Le Cercle GP2 est un espace multimédia où peuvent avoir lieu des expositions d'arts, de peintures, de photographies, des séances de cinéma, mais où l’on peut aussi écouter de la musique. C’est un café ouvert tous les jours de 19h00 à minuit où l’on peut boire une bière, un verre de vin et danser.

Que l’église catholique utilise ses locaux pour s’ouvrir au monde d’aujourd’hui et notamment aux jeunes est une initiative sympathique, bien qu’à mon avis assez désespérée. Seuls 15% des jeunes italiens de 18 et 29 ans se déclarent catholiques pratiquants (contre 18% en 2004), c’est à dire beaucoup moins que la moyenne des Italiens. 30 % des Italiens tous âges confondus affirment assister à la messe tous les dimanches (60% dans les années 50), 20 % disent y aller une à trois fois par mois et 30 % déclarent s'y rendre à Noël, à Pâques et aux grandes fêtes (en France, les gens qui affirment aller à la messe tous les dimanches représentent moins de 5 % de la population). Le public du GP2 est donc certainement beaucoup plus jeune que celui qui hante les travées de l’étage au-dessus.

Malgré un effritement de la pratique religieuse, l’église catholique italienne présente encore de beaux restes grâce notamment au concordat signé entre l’Etat italien et le Vatican, en 1929, avec les accords du Latran. Certes, l’accord de la « Villa Madame » de 1984 modifiant les accords du Latran a supprimé le salaire versé par l’Etat à tous les prêtres catholiques mais, en contrepartie, chaque contribuable italien doit verser 0,8% de ses impôts sur le revenu au profit d’une communauté religieuse de son choix. Il n’est pas possible d’y échapper, même en se déclarant athée ; si le contribuable ne choisit pas de bénéficiaire, son montant est divisé en proportion de ceux qui l’ont fait.
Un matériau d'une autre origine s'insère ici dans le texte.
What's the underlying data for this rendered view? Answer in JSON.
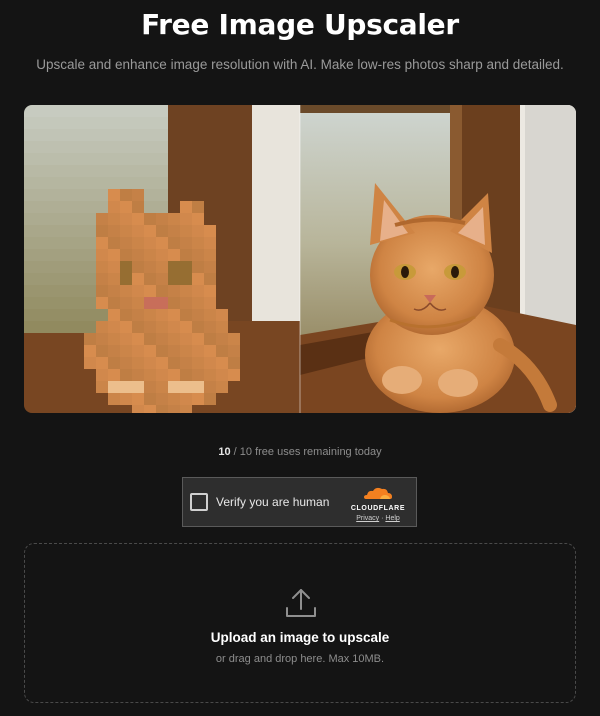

Si plus de 50% de la population n’a pas fait de choix, in fine, 98% des 0,8% prélevés est destiné à l’église catholique italienne !

Mais il n’y a pas que les questions d’argent qui donnent à l’église italienne de beaux restes. La séparation de l’Eglise et de l’Etat, marquée dans la constitution de 1948 (« article 7 :L'État et l'Église catholique sont, chacun dans son propre ordre, indépendants et souverains »), s’exprime assez différemment en Italie en regard de celle connue en France. Avec une contribution spécifique pour les communautés religieuses perçue par l’Etat comme on l’a vu, mais aussi par une délégation de certains services publics comme ceux de l’Etat civil par exemple. En Italie, le mariage peut n’être célébré qu’à l’église, auquel cas c’est le prêtre qui enregistre l’acte et transmet l’original au service concerné de la municipalité ! Cela ne correspond pas à la vision française de la laïcité.